One Reply to “3.31.2013 Journal Prompt”

  1. At first just single words written in chalk or scratched with the point of a nail into the soot sullied red brick wall. And those words were sharp as stinging nettles. And she took a stiff scrubbing brush and hot water and soap and she blushed to read the words she removed.

    Then something softer on the wall. Still in chalk, but ‘pillow’ was the word. And ‘eiderdown’ the next day. And then ‘slippers’. And she did not wipe those words away; if she had then perhaps there would have been no encouragement for other words. `Billowing’ one day, and ‘sift’ and ‘purr’.

    Always the words appeared unexpectedly: after dark or sleep or a time away. Once, after the news on the television and she stepped outside for a smoke and there on the wall in yellow drip paint were the words of the Lord’s Prayer, just the first two lines, and the paint was still wet, and running, and just for a moment she thought she heard the drumbeat thunder of footsteps escaping into the muffled dark.

    ‘Our Father who art in Heaven,
    Hallowed be thy name.’

    She unpicked those words, looking for some hidden clue in what was written, some clue as to the writer of the message – if message it was. But no matter how she arranged the text, there was nothing obvious between the lines.

    She took to standing in a room at the front of her house, the curtains thrown wide, but herself hidden in shadow or shade.
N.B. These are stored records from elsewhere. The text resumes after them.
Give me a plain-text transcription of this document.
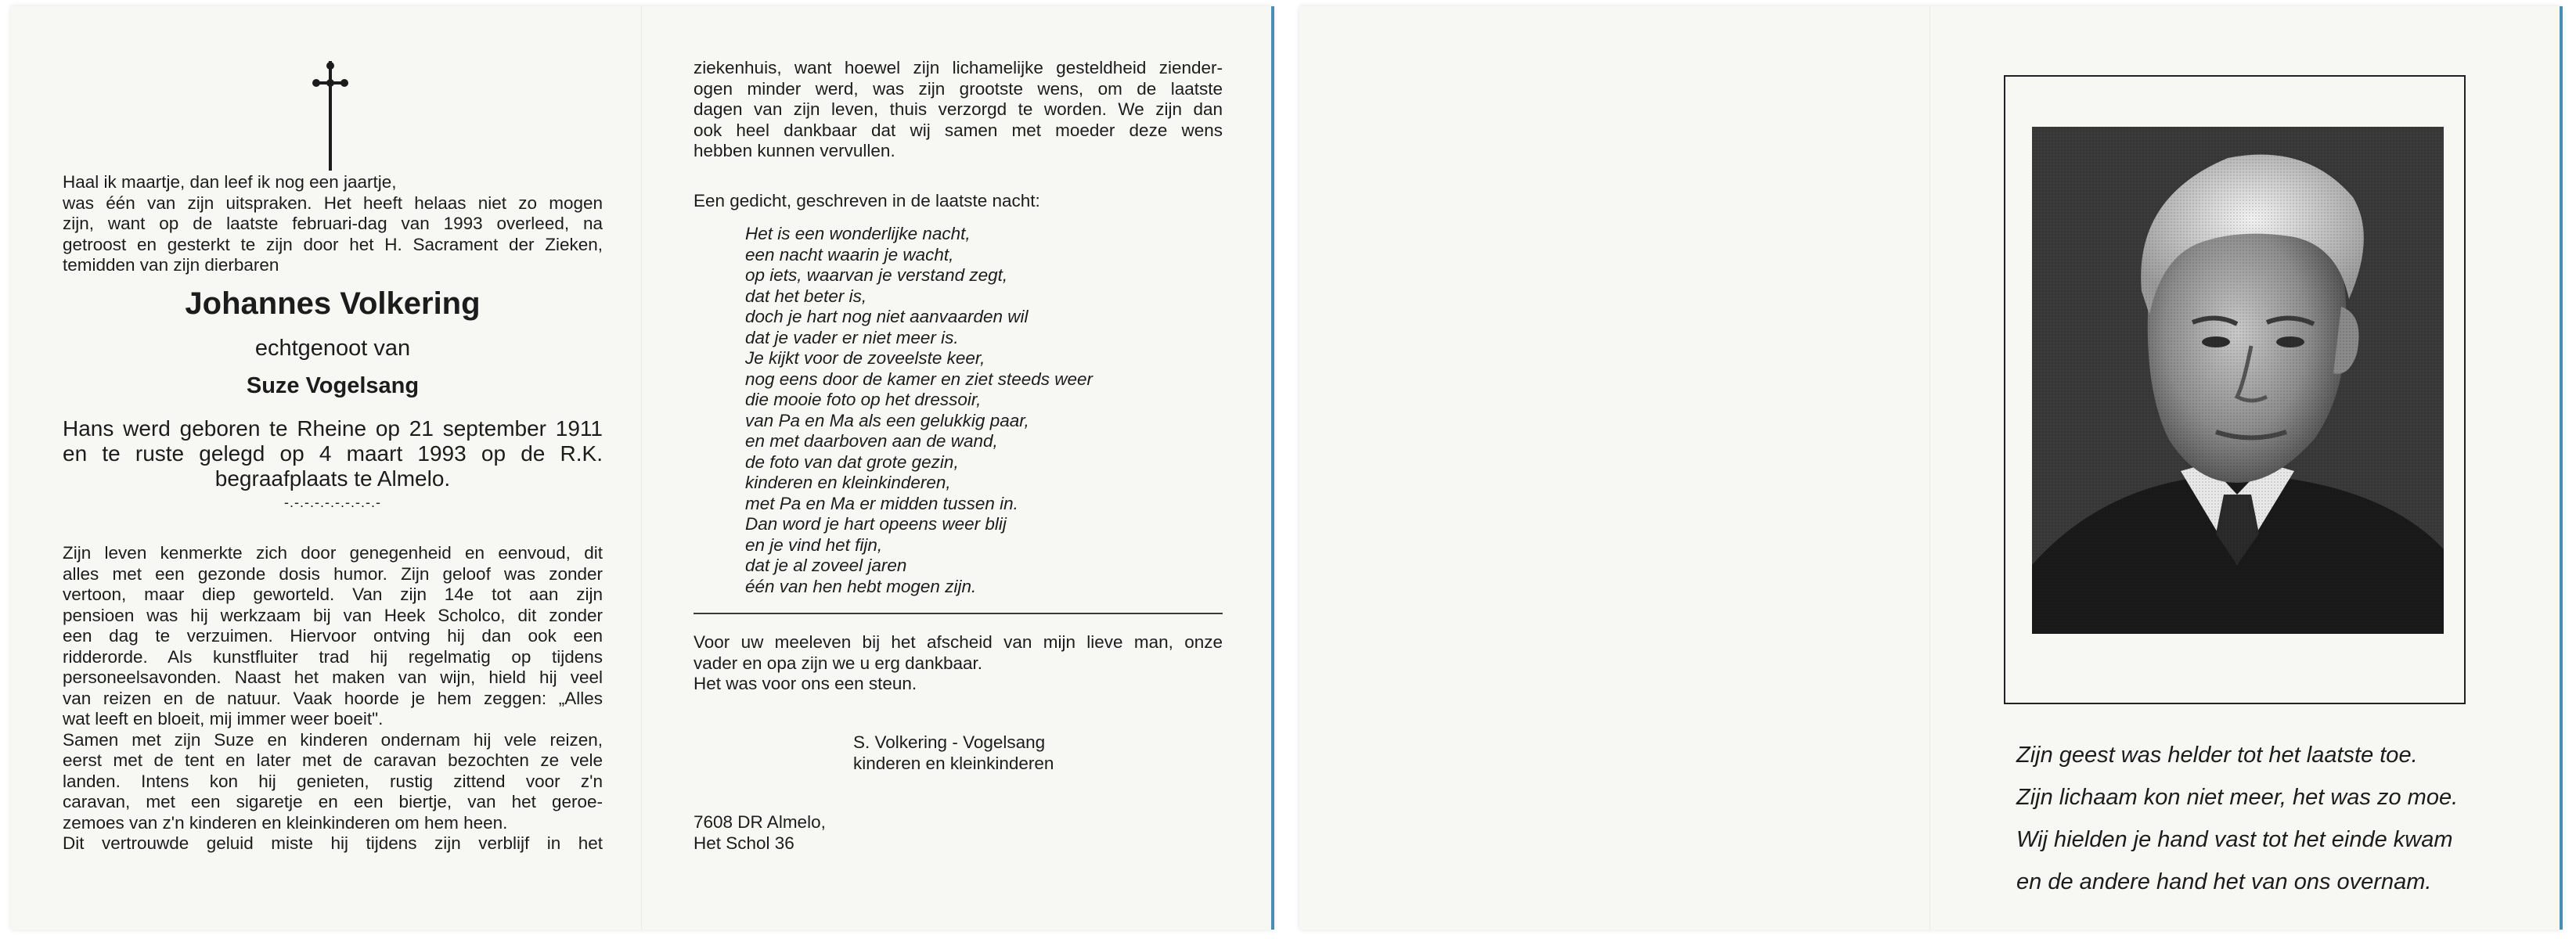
Haal ik maartje, dan leef ik nog een jaartje,
was één van zijn uitspraken. Het heeft helaas niet zo mogen
zijn, want op de laatste februari-dag van 1993 overleed, na
getroost en gesterkt te zijn door het H. Sacrament der Zieken,
temidden van zijn dierbaren
Johannes Volkering
echtgenoot van
Suze Vogelsang
Hans werd geboren te Rheine op 21 september 1911
en te ruste gelegd op 4 maart 1993 op de R.K.
begraafplaats te Almelo.
-.-.-.-.-.-.-.-.-.-
Zijn leven kenmerkte zich door genegenheid en eenvoud, dit
alles met een gezonde dosis humor. Zijn geloof was zonder
vertoon, maar diep geworteld. Van zijn 14e tot aan zijn
pensioen was hij werkzaam bij van Heek Scholco, dit zonder
een dag te verzuimen. Hiervoor ontving hij dan ook een
ridderorde. Als kunstfluiter trad hij regelmatig op tijdens
personeelsavonden. Naast het maken van wijn, hield hij veel
van reizen en de natuur. Vaak hoorde je hem zeggen: „Alles
wat leeft en bloeit, mij immer weer boeit".
Samen met zijn Suze en kinderen ondernam hij vele reizen,
eerst met de tent en later met de caravan bezochten ze vele
landen. Intens kon hij genieten, rustig zittend voor z'n
caravan, met een sigaretje en een biertje, van het geroe-
zemoes van z'n kinderen en kleinkinderen om hem heen.
Dit vertrouwde geluid miste hij tijdens zijn verblijf in het
ziekenhuis, want hoewel zijn lichamelijke gesteldheid ziender-
ogen minder werd, was zijn grootste wens, om de laatste
dagen van zijn leven, thuis verzorgd te worden. We zijn dan
ook heel dankbaar dat wij samen met moeder deze wens
hebben kunnen vervullen.
Een gedicht, geschreven in de laatste nacht:
Het is een wonderlijke nacht,
een nacht waarin je wacht,
op iets, waarvan je verstand zegt,
dat het beter is,
doch je hart nog niet aanvaarden wil
dat je vader er niet meer is.
Je kijkt voor de zoveelste keer,
nog eens door de kamer en ziet steeds weer
die mooie foto op het dressoir,
van Pa en Ma als een gelukkig paar,
en met daarboven aan de wand,
de foto van dat grote gezin,
kinderen en kleinkinderen,
met Pa en Ma er midden tussen in.
Dan word je hart opeens weer blij
en je vind het fijn,
dat je al zoveel jaren
één van hen hebt mogen zijn.
Voor uw meeleven bij het afscheid van mijn lieve man, onze
vader en opa zijn we u erg dankbaar.
Het was voor ons een steun.
S. Volkering - Vogelsang
kinderen en kleinkinderen
7608 DR Almelo,
Het Schol 36
Zijn geest was helder tot het laatste toe.
Zijn lichaam kon niet meer, het was zo moe.
Wij hielden je hand vast tot het einde kwam
en de andere hand het van ons overnam.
And she stood with her eyes sharp and her head cocked, as does a bird that listens for the smallest sound. She was sure it was a boy, or a man who has not many years on him. More and more words each day filled the spaces on her wall: whole passages from books, or dialogue from old films, or the moving lines from famous speeches.

    ‘And when this happens, when we allow freedom to ring, when we let it ring from every village and every hamlet, from every state and every city, we will be able to speed up that day when all of God’s children, black men and white men, Jews and Gentiles, Protestants and Catholics, will be able to join hands and sing!’

    More today than yesterday, but only appearing when her eyes closed and then were opened again, or she turned her back and then looked out once more.

    All those words, enough to fill a book, and on her house and on no other, as if the messages were written specially, as if they were meant for her, except they made no sense other than what they were. It was like being a child back with her father and he had a habit on nights that were empty or dull, and he’d turn the radio on and twist the dial searching for something; and what he found was the broken bits of words or the interrupted middles of programmes or the closing bars of songs. But her father was laid in the ground years back.

    Then she woke and found the painted words ran across her windows and across her door, and they fell onto the paved street in front of her house and climbed the step again and crept through the letter box and over the walls of her hall. One morning a snatched few words from a love letter by Byron:

    ‘If all that I have said and done, and am still but too ready to say and do, have not sufficiently proved what my real feelings are and must be ever towards you, my love, I have no other proof to offer.’

    On another morning something from Emily Bronte:

    ‘I cannot express it: but surely you and everybody have a notion that there is, or should be, an existence of yours beyond you.’

    And she never saw it coming, nor ever heard it, all those words seeming to follow after her, like the chatter of gossips at her back. Till at last, on the wall above her bed when she woke and it was just a name, his name, and she knew then.